Wednesday, May 5, 2010

Romancing the Cloud

The “Cloud Economics 101” panel discussion at yesterday’s Government Cloud Computing conference in Washington, DC created a fascinating juxtaposition between the industry’s top thought leaders and the government IT executives still struggling with how the cloud applies to their specific needs.

Let’s start with the vendors with representatives on the panel -- EMC, Cisco, Intel, VMware, Terremark and Lockheed Martin. Combined, these market leaders represent billions of dollars in annual IT, network and security spending by government and corporate customers. (Full disclosure: I attended yesterday’s panel discussion as a guest of EMC.)

The panelists did a superb job outlining the business case for cloud adoption, including:

1. Maintaining continuity of operations (COOP) when faced with a natural disaster, terrorist act or other form of disruption. Just consider the impact this week of flooding in Nashville on business and government activities.

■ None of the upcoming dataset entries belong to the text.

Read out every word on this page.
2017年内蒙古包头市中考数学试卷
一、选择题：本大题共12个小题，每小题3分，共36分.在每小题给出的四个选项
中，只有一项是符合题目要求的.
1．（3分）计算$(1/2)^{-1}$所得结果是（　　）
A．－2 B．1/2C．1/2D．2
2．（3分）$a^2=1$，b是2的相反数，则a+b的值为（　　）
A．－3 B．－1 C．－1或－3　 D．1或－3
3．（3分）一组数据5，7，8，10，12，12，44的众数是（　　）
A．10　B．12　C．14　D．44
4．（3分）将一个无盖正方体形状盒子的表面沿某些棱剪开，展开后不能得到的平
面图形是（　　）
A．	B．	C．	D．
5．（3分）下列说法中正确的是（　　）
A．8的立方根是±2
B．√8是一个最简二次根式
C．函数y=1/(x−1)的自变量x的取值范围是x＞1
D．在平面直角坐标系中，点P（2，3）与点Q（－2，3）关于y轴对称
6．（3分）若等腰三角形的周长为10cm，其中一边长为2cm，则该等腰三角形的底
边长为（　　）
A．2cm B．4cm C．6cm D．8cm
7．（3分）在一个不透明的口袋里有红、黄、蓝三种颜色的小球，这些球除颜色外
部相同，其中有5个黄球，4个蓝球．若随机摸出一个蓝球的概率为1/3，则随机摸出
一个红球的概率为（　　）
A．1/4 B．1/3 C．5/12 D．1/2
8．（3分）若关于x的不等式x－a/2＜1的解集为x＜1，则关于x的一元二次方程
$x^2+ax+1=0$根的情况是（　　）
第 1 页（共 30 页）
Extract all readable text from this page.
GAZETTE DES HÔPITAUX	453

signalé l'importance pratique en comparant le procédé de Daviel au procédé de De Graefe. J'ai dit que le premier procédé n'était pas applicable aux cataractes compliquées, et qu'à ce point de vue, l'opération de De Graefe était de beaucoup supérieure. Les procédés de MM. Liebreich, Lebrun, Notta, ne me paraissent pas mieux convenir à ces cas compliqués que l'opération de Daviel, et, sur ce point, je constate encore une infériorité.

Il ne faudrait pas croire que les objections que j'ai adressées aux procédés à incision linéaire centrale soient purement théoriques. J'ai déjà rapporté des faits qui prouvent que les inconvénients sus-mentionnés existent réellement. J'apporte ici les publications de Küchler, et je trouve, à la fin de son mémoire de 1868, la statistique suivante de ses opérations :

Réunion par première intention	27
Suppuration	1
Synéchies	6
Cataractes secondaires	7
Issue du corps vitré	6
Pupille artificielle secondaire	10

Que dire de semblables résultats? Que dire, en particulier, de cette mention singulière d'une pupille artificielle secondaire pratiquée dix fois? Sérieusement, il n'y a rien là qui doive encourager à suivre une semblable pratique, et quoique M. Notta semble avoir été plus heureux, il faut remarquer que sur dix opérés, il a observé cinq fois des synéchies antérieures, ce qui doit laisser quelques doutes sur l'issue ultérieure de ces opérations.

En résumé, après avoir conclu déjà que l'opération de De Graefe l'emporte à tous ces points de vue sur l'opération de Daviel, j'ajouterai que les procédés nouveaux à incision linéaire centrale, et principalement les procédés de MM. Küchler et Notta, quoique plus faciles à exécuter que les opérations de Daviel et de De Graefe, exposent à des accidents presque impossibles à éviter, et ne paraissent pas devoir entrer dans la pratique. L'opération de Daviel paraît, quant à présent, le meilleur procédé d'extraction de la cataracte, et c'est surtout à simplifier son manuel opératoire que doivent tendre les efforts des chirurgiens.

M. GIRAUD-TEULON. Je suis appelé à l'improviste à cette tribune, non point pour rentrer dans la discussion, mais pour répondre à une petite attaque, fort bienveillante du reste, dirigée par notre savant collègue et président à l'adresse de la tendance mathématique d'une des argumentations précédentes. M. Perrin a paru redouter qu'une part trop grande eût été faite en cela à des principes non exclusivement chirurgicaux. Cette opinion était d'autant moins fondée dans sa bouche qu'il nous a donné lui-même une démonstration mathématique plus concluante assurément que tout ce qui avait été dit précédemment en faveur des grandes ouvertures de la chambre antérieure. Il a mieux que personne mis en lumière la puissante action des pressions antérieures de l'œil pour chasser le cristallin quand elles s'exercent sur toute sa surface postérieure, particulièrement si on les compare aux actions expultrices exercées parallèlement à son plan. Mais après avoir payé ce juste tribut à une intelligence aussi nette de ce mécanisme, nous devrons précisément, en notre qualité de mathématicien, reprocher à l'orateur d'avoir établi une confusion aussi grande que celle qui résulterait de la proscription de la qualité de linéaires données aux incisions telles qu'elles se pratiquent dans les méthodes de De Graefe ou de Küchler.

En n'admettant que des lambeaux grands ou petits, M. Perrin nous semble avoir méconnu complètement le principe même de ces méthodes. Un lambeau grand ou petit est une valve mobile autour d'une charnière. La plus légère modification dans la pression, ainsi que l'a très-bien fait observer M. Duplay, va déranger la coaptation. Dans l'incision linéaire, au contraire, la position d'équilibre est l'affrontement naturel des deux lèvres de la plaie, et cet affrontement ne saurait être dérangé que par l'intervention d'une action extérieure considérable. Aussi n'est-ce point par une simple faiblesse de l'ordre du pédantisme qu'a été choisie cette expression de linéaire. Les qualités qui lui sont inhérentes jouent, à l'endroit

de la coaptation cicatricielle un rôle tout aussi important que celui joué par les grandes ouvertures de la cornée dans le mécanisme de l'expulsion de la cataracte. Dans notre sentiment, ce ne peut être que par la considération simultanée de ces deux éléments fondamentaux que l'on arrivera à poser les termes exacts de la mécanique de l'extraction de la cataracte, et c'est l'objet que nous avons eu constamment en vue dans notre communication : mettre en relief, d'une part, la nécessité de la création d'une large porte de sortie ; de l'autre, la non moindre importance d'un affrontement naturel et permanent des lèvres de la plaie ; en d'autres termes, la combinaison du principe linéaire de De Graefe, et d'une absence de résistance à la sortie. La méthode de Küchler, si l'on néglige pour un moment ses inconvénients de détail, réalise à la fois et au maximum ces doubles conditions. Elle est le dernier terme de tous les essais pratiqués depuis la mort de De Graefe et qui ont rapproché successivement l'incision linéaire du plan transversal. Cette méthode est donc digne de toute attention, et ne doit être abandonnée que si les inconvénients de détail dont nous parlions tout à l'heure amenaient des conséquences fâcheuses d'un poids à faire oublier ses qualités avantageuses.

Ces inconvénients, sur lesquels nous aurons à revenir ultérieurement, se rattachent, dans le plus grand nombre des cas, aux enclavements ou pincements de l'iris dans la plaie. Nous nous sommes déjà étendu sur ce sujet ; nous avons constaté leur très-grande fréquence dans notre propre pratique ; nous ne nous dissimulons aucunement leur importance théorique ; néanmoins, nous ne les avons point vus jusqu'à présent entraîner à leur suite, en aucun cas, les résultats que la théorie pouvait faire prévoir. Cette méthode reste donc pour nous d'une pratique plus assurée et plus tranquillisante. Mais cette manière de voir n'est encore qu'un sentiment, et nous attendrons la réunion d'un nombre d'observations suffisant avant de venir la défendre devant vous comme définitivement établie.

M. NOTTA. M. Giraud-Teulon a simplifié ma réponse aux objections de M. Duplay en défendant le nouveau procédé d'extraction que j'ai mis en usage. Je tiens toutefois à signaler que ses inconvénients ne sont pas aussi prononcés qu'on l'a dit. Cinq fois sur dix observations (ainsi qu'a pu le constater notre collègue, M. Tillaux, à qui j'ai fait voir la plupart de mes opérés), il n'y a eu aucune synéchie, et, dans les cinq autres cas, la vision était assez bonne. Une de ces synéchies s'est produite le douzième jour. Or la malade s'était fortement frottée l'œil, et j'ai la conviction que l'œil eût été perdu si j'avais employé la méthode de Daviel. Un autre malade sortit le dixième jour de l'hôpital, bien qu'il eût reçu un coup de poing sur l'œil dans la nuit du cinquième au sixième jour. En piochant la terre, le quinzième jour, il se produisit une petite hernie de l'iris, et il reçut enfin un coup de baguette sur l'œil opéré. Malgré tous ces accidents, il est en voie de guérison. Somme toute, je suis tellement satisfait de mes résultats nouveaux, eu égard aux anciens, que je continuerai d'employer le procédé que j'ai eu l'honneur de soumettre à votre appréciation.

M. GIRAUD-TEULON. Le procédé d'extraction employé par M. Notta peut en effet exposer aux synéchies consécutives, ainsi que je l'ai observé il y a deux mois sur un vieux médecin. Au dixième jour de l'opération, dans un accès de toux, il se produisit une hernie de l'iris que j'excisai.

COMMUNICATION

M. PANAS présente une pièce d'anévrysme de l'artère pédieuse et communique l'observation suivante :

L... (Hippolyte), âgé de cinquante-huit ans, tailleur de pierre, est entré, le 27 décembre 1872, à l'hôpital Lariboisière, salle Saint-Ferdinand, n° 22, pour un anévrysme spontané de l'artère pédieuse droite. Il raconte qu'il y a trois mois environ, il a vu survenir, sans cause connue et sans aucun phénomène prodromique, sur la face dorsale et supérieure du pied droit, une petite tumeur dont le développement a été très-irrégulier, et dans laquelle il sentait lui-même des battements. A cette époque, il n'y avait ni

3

2. Managing costs and ensuring reliability in an environment often defined by unpredictable computing requirements. EMC’s Tim Harder used the term “burst-ability” to describe a customer’s ability to tap into additional computing resources via the cloud, as needed.

3. Embracing a more green or sustainable IT environment through a reduction in power consumption.

4. Realizing the capability, feature and cost benefits from the economies of scale approach a cloud provider can deliver. The vendor is able to make more frequent financial investments in their infrastructure because the costs are spread across a myriad of customers and/or users.

When it came time for Q&A, many of the attendee inquiries focused on more pedestrian issues, such as how to justify the move to the cloud to internal decision-makers and ways to mitigate the cultural issues that arise with any enterprise shift.

One attendee asked, “Do we have to fire all of our IT people?”

Understandably, the issue of security was also a hot topic of discussion because of profile incidents that have plagued government agencies.

Panelist Barry Sheward of Lockheed Martin who has an extensive security background suggested that cloud computing can actually improve an organization’s security because of the management function.

EMC’s Harder brought the panel discussion to a close with a suggestion for attendees who have yet to adopt cloud computing in their environment.

“Select an application to become cloud-enabled and measure return on investment,” he said. “View this as a test to establish a baseline your agency can then use to evaluate how to best incorporate the cloud into your operations.”

EMC's Tim Harder and Alex Hart of VMware chat at the conclusion of the panel discussion.